Enfin, nous avons comparé les pourcentages de concordance entre 10 mesures effectuées sur une même dent, et cela sur 10 patients différents, soit un total de 100 mesures. Dans tous les cas nous avons utilisé le système de référence Vita 3D Master pour tester à la fois la fiabilité sur la teinte, la saturation et la luminosité. Rappelons qu’avec ce teintier la couleur de la dent est définie par un chiffre suivi d’une lettre puis d’un autre chiffre, où le premier chiffre indique la luminosité sur une échelle de 0 à 5, la lettre indique la teinte (L, M, ou R) et le chiffre suivant indique la saturation sur une échelle de 1 à 3. Ainsi une dent 2M1 indique une dent de luminosité 2 de teinte M et de saturation 1.
a) La teinte
L’étude montre une grande fiabilité de la teinte quel que soit l’éclairage ambiant. 100 % de concordance pour l’analyse moyenne de la dent. 96,66 % de concordance pour l’analyse sur 3 zones (70 % cervicale, 100 % médiane, 90 % incisale). 100 % de concordance pour l’analyse sur 9 zones.
b) La luminosité
La luminosité n’est également pas trop affectée. Les variations les plus importantes se retrouvent dans la portion incisale de la dent. 96,66 % de concordance pour l’analyse moyenne. 86,66 % de concordance pour l’analyse 3 zones (100 % dans la zone cervicale, 70 % dans la zone médiane, 90 % dans la zone incisale). 76,66 % de concordance pour l’analyse 9 zones (86,66 % pour les zones cervicales, 63 % dans les zones médianes et 80 % pour les zones incisales).
c) La saturation
Pour la saturation on obtient les résultats suivants : 100 % de concordance pour l’analyse moyenne dela dent. 86,66 % de concordance pour l’analyse 3 zones (90 % dans la zone cervicale, 100 % dans la zone médiane et 70 % pour la zone incisale). 82,22 % de concordance pour l’analyse 9 zones (76,66 % dans les zones cervicales, 100 % dans les zones médianes et 70 % pour les zones incisales).
On observe donc une bonne stabilité des mesures malgré la variation importante de l’éclairage ambiant.

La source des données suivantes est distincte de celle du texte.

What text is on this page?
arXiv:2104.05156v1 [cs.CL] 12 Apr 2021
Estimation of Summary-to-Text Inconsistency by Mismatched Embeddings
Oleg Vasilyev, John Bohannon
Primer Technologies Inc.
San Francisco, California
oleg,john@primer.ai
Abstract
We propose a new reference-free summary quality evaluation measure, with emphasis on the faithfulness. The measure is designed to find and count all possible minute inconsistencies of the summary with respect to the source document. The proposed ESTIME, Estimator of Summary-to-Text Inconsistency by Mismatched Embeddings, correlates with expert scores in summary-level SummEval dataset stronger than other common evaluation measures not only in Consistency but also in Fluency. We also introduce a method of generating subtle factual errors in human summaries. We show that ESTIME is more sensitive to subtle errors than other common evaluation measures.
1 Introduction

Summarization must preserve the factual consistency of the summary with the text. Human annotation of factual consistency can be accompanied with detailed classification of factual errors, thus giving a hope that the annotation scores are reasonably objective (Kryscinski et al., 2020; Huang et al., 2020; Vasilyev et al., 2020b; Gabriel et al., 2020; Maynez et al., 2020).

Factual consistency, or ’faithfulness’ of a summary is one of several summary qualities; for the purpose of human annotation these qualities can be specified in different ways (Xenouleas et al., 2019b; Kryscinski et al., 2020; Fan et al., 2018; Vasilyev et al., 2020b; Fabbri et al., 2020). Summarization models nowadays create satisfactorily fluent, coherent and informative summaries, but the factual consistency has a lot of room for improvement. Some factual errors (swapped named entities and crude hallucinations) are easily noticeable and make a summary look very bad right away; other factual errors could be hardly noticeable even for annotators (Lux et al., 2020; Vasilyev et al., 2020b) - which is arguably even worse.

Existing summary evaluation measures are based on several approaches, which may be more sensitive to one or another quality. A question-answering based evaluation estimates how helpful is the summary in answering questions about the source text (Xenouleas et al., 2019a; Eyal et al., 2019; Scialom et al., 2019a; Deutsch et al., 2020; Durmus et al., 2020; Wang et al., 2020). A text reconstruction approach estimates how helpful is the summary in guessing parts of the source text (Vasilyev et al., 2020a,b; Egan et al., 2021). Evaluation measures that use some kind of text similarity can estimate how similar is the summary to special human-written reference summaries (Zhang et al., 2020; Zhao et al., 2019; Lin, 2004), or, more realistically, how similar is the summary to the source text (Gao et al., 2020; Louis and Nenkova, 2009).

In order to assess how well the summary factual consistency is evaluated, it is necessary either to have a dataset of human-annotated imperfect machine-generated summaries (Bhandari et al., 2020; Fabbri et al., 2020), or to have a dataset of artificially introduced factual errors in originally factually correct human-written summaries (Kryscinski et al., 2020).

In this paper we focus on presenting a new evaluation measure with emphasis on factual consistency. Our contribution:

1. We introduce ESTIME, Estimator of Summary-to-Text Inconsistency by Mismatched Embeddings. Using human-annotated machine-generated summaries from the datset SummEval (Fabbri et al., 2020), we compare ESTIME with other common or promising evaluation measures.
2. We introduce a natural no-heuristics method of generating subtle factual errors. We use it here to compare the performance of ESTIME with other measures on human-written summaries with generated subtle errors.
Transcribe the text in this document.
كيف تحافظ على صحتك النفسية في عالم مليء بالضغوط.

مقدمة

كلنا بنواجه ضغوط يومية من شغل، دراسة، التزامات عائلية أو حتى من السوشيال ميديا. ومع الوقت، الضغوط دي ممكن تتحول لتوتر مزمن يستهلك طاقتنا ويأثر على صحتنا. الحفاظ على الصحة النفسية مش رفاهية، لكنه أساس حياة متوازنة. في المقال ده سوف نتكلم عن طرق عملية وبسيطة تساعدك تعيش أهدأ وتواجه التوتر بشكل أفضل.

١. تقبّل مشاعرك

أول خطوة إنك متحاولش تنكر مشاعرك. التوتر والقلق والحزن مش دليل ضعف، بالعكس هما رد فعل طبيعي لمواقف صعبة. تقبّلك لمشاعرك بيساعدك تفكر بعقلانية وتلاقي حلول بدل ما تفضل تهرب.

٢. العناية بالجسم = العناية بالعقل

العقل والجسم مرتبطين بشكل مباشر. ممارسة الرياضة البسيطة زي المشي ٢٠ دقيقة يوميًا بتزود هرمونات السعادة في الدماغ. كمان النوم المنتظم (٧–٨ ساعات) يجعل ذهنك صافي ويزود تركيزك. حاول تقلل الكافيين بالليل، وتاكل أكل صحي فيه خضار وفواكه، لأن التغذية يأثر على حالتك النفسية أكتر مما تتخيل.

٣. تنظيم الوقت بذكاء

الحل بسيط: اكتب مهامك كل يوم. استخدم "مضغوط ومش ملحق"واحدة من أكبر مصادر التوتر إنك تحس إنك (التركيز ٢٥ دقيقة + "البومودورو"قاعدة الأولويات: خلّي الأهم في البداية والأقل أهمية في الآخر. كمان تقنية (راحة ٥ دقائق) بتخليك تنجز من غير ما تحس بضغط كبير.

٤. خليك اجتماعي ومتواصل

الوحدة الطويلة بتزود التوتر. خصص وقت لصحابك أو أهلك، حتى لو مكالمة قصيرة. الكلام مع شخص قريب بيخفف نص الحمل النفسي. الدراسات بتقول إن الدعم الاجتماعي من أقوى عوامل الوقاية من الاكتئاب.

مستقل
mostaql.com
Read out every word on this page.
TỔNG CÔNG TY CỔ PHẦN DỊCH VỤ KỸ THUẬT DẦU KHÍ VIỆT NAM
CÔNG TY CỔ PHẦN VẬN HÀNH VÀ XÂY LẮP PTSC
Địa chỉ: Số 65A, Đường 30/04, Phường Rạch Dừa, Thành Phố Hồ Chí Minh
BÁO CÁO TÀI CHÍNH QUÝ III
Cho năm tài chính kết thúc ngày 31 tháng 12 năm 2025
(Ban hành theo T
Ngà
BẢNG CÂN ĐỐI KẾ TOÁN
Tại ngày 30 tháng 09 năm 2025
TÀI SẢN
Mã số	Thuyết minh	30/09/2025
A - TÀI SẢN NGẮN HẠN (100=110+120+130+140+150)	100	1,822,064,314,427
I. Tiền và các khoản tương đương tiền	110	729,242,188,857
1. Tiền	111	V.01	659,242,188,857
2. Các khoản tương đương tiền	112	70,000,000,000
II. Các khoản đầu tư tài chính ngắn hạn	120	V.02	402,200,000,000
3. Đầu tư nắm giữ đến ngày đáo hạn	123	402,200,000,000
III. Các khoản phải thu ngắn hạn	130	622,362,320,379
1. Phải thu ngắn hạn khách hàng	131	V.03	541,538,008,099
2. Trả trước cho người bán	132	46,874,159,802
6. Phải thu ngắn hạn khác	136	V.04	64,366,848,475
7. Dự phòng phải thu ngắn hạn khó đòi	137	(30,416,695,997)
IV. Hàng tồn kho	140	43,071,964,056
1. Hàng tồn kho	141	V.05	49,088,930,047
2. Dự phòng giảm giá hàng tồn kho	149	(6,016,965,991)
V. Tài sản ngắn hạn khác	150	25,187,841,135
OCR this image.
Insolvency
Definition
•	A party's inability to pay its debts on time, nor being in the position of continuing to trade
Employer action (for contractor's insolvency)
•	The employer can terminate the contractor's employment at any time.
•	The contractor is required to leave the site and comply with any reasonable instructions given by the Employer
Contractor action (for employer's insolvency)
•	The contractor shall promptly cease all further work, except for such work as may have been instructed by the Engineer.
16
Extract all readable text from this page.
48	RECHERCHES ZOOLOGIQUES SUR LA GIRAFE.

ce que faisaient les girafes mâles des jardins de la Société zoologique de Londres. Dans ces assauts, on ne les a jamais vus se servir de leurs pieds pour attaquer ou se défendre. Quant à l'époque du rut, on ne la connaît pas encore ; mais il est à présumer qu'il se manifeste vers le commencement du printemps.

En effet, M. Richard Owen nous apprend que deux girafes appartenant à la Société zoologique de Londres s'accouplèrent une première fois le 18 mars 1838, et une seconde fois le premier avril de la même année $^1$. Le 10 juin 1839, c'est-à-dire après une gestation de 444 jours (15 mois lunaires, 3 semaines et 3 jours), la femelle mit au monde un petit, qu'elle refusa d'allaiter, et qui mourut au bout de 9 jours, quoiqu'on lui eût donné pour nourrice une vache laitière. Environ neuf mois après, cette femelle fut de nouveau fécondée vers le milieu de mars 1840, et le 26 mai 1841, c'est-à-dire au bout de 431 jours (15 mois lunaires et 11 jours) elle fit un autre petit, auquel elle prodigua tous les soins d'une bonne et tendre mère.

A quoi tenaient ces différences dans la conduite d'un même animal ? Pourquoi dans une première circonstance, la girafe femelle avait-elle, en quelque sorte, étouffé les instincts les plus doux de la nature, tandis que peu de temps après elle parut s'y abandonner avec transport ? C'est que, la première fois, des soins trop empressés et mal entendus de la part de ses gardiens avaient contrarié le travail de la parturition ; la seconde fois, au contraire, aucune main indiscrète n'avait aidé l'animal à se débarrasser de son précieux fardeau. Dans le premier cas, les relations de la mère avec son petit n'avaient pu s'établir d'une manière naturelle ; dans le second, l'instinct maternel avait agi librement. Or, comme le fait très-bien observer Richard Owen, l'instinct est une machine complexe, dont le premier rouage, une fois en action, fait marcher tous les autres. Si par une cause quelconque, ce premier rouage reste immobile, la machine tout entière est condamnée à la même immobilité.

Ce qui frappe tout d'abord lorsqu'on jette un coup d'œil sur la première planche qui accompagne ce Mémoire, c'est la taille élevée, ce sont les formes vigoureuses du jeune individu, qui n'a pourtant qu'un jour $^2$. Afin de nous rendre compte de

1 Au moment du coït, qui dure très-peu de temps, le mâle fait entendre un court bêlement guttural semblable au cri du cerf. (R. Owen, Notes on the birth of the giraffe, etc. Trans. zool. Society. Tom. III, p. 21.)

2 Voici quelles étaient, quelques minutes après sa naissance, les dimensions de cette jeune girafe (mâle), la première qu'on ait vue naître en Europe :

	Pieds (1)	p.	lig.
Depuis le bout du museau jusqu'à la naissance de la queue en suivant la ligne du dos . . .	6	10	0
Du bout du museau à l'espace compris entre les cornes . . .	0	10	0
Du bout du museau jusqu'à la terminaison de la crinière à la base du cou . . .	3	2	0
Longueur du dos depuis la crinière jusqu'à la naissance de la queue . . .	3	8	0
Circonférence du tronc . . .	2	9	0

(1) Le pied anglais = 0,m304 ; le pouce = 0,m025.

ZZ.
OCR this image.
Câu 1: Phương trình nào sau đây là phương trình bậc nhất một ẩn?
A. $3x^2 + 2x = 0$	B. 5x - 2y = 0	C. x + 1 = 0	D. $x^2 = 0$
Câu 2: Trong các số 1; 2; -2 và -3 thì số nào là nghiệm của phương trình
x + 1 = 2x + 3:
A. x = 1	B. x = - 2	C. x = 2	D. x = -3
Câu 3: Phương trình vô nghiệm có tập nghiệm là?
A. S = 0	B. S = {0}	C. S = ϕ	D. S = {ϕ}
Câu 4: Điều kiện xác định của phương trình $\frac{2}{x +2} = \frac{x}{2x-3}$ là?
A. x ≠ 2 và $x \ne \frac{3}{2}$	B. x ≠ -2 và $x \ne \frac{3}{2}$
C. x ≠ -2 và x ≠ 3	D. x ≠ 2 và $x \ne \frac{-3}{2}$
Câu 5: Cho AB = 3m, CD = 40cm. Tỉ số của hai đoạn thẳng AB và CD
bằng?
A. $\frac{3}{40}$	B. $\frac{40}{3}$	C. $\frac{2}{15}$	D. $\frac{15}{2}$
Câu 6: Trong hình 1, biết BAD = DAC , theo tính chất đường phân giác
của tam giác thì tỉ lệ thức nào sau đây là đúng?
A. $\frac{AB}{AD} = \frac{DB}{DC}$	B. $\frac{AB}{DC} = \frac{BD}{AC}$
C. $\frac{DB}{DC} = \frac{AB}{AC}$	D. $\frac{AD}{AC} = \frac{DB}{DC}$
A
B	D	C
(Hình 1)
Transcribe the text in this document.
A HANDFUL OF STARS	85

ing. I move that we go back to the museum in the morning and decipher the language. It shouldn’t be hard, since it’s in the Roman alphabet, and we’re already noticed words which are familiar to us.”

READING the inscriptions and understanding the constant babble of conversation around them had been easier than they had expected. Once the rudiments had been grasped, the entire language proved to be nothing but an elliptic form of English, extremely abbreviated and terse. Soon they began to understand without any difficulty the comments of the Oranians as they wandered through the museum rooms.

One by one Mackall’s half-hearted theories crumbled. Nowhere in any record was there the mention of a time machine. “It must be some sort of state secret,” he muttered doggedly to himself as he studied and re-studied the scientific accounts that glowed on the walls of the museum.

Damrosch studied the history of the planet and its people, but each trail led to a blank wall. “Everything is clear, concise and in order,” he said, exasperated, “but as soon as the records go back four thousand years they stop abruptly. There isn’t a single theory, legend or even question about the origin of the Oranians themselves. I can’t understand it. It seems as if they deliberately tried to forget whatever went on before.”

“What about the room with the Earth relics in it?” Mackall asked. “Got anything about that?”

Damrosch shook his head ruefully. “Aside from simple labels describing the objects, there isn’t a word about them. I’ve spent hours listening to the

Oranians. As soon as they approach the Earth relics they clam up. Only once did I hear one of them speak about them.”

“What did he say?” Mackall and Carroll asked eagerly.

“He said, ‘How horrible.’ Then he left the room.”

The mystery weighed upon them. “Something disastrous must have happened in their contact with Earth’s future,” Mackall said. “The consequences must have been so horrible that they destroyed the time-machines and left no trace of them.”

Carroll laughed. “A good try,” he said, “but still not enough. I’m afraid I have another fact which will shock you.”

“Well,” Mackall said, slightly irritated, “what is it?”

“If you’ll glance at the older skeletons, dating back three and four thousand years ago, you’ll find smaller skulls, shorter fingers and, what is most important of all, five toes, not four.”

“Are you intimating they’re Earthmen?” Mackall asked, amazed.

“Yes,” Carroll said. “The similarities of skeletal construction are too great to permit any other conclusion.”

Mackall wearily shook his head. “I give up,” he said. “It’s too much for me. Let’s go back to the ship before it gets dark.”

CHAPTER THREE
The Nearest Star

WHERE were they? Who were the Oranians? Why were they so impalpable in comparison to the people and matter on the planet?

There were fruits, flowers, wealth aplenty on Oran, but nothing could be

L’analyse de la teinte est la valeur la moins sensible à ces variations. Les zones incisales sont les plus perturbées quant à la quantification de la luminosité et de la saturation. Ces résultats plutôt rassurants s’expliquent par le fait que l’appareil utilise une source lumineuse intégrée pour calculer le profil spectrométrique de la dent, ainsi seul un éclairage trop intense (type scialytique) peut légèrement le perturber. Avec 10 mesures de la même dent avec un éclairage constant composé du seul plafonnier dit « lumière du jour », on observe les résultats reportés dans le tableau 2.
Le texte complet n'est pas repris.